PDA

View Full Version : The Sopranos


Dream Weaver
7th January 2005, 05:14 PM
This is one of the most beautiful, touching, entertaining, poignant, laugh out loud funny novels I have ever read.

I wonder if it would be better known if it hadn't come out in the same year with the same title as the drama series about New Jersey mobsters.

The story couldn't be more different, for The Sopranos is actually about, well, sopranos. It's a day in the life of a group of girls in the school choir who travel from the West coast of Scotland to Edinburgh for a competition, and then back again. That's it for plot, except that doesn't tell even 1% of the story. You have to train your eyes to 'hear' the Scottish dialect, but once you get beyond that, the dialogue cracks and bristles along. You get to know and really care about these girls, which is made all the more poignant by the fact that you know that theirs futures are far from secure.

Has anyone else read any Alan Warner? Morvern Callar is excellent once you get used to the passivity of the narrator (which was something the film failed to overcome), but I couldn't get into either These Demented Lands or The Man Who Walks, which had none of the dialogue that made The Sopranos stand out, and it was hard to care about any of the characters.

Jean
15th January 2005, 09:24 AM
I read this a few years ago and really liked it. From the beginning the girls seemed rough as hell, but instantly believable (I come from the west of Scotland and felt I already knew some of them!). I found I got fond of them gradually as I got to know and understand them, their troubles and most of all their affection for each other. I found it very impressive, (especially, I thought, from a male author). And extremely funny :)

Adrian
6th February 2005, 12:02 AM
It's been a while since I read it (2000 I guess as The Sopranos HBO series was on C4). I loved it, especially the story about the girl going for an abortion and the girl meeting her real father.

Obviously, I need to re-read it, because I thought it was set in Wales. Still, great book. I haven't read any more by the author and that tells me a lot. Usually, I gobble up anything else I can find by a new author I just discovered.

Loved the coach scenes. Took me right back to my school days.

Keenomanjaro
25th August 2009, 08:42 PM
I have no idea what possessed me to read a book about a group of teenage Scottish girls on a day trip with their Catholic School to sing in a school choir contest, but I am grateful for whatever it was that inspired me to pick it up, as I thoroughly enjoyed it and quickly became wrapped up in the lives of the five or six girls the story focuses on.

Particularly memorable was the mammoth drinking session undertaken by Fionnula and Kay, the girls' various attempts to get into the local nightclub and the coach scenes mentioned by Adrian.

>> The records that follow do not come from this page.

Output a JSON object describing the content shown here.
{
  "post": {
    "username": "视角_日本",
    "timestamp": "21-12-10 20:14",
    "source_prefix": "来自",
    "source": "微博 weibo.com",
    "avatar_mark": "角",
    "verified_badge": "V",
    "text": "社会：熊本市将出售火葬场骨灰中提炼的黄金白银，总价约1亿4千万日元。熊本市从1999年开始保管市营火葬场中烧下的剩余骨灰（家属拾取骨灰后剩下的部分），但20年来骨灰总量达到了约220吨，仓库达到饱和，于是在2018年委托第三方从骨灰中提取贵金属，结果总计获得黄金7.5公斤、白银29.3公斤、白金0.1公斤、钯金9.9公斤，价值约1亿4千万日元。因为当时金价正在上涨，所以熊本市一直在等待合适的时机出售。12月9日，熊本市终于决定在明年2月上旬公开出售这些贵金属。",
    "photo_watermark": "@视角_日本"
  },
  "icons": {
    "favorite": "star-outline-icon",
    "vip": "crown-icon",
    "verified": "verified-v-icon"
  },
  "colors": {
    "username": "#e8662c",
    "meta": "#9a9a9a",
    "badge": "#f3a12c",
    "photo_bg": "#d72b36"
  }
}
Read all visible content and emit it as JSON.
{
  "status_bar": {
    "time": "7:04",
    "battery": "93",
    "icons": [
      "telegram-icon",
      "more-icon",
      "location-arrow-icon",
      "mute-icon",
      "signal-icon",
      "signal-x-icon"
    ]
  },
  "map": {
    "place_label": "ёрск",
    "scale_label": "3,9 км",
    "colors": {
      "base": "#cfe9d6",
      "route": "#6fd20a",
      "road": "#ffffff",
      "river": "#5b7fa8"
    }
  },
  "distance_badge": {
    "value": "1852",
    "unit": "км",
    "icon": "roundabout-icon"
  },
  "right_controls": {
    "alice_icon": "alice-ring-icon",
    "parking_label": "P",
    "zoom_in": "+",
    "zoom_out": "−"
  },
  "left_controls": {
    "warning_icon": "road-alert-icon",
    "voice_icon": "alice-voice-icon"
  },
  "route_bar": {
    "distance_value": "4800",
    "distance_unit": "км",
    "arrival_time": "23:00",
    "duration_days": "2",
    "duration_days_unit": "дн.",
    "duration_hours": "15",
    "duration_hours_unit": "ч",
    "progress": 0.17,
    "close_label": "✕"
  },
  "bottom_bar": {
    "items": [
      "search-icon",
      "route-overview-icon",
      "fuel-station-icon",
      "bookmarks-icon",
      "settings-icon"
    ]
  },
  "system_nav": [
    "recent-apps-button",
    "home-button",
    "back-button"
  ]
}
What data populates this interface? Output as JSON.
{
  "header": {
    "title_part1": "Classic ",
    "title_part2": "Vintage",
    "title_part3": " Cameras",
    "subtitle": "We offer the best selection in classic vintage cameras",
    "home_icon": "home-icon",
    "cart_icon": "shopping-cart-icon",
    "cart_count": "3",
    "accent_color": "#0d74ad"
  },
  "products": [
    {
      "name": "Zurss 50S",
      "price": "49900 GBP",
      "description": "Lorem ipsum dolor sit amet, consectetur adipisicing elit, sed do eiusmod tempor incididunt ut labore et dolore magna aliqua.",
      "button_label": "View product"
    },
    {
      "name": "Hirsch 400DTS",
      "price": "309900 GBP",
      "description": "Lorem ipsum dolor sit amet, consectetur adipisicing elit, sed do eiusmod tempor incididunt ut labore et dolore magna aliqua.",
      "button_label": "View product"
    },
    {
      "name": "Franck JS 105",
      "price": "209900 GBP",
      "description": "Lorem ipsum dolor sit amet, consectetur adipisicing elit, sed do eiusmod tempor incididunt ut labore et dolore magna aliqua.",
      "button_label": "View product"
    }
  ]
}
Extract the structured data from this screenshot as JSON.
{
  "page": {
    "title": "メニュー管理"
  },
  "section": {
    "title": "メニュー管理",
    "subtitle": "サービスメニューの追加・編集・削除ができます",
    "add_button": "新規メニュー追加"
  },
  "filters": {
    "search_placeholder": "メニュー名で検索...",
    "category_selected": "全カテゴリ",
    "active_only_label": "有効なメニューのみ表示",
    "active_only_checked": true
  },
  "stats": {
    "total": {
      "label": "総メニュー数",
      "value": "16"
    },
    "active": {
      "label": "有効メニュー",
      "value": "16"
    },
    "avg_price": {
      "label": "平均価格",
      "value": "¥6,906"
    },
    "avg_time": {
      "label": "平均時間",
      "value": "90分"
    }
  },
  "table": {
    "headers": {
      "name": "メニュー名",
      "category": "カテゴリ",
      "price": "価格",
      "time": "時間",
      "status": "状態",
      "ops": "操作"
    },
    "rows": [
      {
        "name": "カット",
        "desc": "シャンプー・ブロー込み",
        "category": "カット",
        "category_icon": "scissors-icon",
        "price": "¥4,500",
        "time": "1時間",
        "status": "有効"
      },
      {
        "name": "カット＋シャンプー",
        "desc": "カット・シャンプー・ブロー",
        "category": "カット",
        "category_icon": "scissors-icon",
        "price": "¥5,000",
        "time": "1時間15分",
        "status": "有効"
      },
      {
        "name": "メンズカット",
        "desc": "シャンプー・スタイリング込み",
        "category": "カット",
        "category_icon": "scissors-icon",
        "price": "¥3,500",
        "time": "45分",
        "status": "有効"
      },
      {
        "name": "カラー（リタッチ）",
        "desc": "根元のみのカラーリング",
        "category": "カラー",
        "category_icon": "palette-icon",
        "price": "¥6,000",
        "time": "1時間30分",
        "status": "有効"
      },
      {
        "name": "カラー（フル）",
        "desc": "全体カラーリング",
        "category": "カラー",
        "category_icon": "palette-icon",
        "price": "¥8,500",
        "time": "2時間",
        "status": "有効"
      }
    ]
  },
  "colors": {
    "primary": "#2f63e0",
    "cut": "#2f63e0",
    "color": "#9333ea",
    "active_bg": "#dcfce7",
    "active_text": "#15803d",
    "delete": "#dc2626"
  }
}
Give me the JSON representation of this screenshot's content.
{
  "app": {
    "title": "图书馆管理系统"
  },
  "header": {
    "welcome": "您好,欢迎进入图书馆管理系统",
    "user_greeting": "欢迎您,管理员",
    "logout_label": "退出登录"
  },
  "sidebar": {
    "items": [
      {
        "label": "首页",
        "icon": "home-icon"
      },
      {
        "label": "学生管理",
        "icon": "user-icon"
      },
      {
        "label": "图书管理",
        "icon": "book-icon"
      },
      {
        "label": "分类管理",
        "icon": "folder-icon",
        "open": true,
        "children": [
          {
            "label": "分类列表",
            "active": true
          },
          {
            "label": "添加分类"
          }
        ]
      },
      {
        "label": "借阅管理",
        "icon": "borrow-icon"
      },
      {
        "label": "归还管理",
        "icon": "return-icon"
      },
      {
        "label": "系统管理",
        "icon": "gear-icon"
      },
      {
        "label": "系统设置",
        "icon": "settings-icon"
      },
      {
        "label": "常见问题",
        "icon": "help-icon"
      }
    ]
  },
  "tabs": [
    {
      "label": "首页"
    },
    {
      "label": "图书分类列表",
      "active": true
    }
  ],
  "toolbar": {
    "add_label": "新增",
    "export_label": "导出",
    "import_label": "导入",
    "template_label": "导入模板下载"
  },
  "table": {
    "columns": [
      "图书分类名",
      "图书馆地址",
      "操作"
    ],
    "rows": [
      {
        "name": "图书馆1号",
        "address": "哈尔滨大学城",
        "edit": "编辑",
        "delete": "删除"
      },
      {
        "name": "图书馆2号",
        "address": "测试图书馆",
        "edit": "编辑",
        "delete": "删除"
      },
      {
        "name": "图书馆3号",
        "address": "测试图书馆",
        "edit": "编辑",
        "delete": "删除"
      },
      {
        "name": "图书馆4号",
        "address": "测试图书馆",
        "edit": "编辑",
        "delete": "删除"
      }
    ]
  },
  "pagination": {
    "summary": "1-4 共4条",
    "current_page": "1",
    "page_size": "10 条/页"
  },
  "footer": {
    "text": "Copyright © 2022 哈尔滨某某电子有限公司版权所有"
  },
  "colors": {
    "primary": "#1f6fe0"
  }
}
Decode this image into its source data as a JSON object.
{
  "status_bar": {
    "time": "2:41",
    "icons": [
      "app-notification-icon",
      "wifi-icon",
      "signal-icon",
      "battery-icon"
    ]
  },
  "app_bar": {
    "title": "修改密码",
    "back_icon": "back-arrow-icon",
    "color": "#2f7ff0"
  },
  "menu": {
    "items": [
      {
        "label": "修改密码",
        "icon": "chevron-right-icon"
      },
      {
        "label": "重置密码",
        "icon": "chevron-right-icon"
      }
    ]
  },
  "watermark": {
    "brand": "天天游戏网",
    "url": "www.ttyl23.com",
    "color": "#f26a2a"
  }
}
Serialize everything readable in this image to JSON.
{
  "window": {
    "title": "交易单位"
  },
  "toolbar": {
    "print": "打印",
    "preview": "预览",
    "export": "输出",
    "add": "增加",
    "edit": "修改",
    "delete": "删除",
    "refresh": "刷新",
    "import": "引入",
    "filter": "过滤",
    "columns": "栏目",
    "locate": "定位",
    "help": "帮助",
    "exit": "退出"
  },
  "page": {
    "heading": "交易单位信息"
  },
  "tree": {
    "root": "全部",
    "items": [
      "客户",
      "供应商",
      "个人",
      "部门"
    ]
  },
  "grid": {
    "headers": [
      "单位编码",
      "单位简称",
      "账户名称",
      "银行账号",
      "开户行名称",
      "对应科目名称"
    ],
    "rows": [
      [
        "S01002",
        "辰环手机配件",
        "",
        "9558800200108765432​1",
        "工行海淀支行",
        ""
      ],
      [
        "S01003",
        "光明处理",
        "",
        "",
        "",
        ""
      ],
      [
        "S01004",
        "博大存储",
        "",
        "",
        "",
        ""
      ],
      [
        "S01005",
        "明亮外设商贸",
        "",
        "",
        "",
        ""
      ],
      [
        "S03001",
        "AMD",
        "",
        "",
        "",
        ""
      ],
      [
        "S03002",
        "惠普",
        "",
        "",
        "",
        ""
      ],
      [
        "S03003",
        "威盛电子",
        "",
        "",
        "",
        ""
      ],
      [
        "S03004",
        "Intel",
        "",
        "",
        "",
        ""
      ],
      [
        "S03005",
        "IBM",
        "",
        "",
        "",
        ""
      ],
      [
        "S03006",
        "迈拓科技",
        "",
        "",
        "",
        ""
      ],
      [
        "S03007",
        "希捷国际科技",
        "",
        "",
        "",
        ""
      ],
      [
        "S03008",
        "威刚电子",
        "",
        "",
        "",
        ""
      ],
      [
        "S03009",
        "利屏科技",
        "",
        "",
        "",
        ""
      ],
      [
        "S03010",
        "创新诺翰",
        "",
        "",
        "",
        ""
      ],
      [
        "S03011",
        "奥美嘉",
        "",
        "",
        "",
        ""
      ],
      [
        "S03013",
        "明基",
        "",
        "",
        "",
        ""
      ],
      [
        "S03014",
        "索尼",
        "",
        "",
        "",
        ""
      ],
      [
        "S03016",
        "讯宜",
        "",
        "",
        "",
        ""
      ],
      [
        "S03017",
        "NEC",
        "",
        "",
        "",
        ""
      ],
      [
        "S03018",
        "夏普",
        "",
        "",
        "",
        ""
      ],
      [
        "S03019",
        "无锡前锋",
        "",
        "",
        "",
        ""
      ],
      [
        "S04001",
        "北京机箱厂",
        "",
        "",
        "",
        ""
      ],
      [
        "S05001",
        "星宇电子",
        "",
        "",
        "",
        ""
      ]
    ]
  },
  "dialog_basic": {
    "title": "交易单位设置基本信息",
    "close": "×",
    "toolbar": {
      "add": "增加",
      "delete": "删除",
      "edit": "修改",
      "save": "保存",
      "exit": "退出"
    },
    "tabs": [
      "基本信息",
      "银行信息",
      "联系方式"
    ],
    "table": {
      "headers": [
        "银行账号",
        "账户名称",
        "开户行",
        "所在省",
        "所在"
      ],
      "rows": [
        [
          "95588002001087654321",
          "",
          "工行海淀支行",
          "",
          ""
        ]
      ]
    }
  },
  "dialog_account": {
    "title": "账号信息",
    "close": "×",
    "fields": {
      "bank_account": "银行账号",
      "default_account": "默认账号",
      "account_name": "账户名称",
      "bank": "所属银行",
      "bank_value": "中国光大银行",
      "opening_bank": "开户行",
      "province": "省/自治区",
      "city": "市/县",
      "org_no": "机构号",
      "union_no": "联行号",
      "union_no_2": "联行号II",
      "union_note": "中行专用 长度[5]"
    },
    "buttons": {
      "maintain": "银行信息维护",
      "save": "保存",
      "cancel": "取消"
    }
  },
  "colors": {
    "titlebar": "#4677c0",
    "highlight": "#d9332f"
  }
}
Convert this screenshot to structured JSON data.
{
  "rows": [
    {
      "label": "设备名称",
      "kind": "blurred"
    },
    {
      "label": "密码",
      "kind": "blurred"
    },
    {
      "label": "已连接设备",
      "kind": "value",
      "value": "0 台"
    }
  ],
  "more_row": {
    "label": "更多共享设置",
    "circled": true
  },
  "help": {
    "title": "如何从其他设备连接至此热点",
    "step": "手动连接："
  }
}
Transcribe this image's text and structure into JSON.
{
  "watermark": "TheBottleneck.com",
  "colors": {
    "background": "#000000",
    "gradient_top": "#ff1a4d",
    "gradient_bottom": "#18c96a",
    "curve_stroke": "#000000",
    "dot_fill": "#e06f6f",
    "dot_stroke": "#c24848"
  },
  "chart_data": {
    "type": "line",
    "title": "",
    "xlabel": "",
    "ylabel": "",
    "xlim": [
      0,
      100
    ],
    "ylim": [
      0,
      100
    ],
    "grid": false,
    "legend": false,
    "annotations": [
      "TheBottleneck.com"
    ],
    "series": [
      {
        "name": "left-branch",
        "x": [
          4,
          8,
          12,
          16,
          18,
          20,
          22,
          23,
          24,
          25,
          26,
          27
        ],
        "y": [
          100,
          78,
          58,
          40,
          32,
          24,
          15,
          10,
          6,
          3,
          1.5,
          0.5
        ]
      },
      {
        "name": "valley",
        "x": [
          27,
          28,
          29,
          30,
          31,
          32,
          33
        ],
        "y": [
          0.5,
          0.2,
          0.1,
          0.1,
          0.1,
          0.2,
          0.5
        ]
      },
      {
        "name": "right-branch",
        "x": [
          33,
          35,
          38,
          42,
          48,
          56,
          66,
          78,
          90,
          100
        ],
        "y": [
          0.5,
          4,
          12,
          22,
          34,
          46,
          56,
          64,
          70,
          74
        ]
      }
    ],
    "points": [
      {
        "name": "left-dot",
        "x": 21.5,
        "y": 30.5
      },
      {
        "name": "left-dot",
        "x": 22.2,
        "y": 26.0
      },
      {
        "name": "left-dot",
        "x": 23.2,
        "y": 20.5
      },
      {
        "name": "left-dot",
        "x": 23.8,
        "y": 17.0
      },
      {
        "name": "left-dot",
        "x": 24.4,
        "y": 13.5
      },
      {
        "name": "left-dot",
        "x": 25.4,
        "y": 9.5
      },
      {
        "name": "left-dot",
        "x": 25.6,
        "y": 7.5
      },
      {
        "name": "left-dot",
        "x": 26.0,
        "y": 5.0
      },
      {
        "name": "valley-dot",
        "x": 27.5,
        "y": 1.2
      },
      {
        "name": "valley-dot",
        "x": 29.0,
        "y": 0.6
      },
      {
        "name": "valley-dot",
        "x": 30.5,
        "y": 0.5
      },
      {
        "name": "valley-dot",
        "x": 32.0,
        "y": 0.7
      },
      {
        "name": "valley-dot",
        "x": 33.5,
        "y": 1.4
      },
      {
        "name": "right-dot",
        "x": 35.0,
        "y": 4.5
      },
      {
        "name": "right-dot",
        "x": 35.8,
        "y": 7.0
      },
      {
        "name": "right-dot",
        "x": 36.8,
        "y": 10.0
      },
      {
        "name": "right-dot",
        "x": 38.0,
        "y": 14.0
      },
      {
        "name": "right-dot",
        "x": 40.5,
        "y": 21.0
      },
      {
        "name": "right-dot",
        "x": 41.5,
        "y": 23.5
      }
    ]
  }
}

It did stretch the bounds of plausibility given that so much happened in the course of one day (not least the change in relationship between Fionnula and Kay), but no matter as this was a fantastic bit of character driven writing based on a foundation of snappy dialogue reminiscent of Roddy Doyle's 'Barrytown' stories.

iff
24th January 2011, 07:27 PM
I haven't read any more by the author and that tells me a lot. Usually, I gobble up anything else I can find by a new author I just discovered.


this might be something about Warner's readership :(. I read another book of his "the worms will carry me to heaven" probably at the end of 2008 (finished it new years eve i recall or maybe 30th december) and despite enjoying it i've not read anything by him since until i got the follow up to "the sopranos" in "the stars in the bright sky" (currently reading)

that's actually why i looked for a thread about warner so i could get a feel if it's neccessary to have read "the sopranos" first. i don't think so. currently 60 pages in and i don't feel that ive missed anything

Grammath
25th January 2011, 11:04 AM
I devoured Warner's first three novels years ago and this and "Morvern Callar" stand out as definitely worth the effort, sort of sequel to the latter "These Demented Lands" less so.

I've added his subsequent novels to mount TBR where they have languished. Maybe his presence on last year's Booker longlist will help rekindle my and others' interest in him.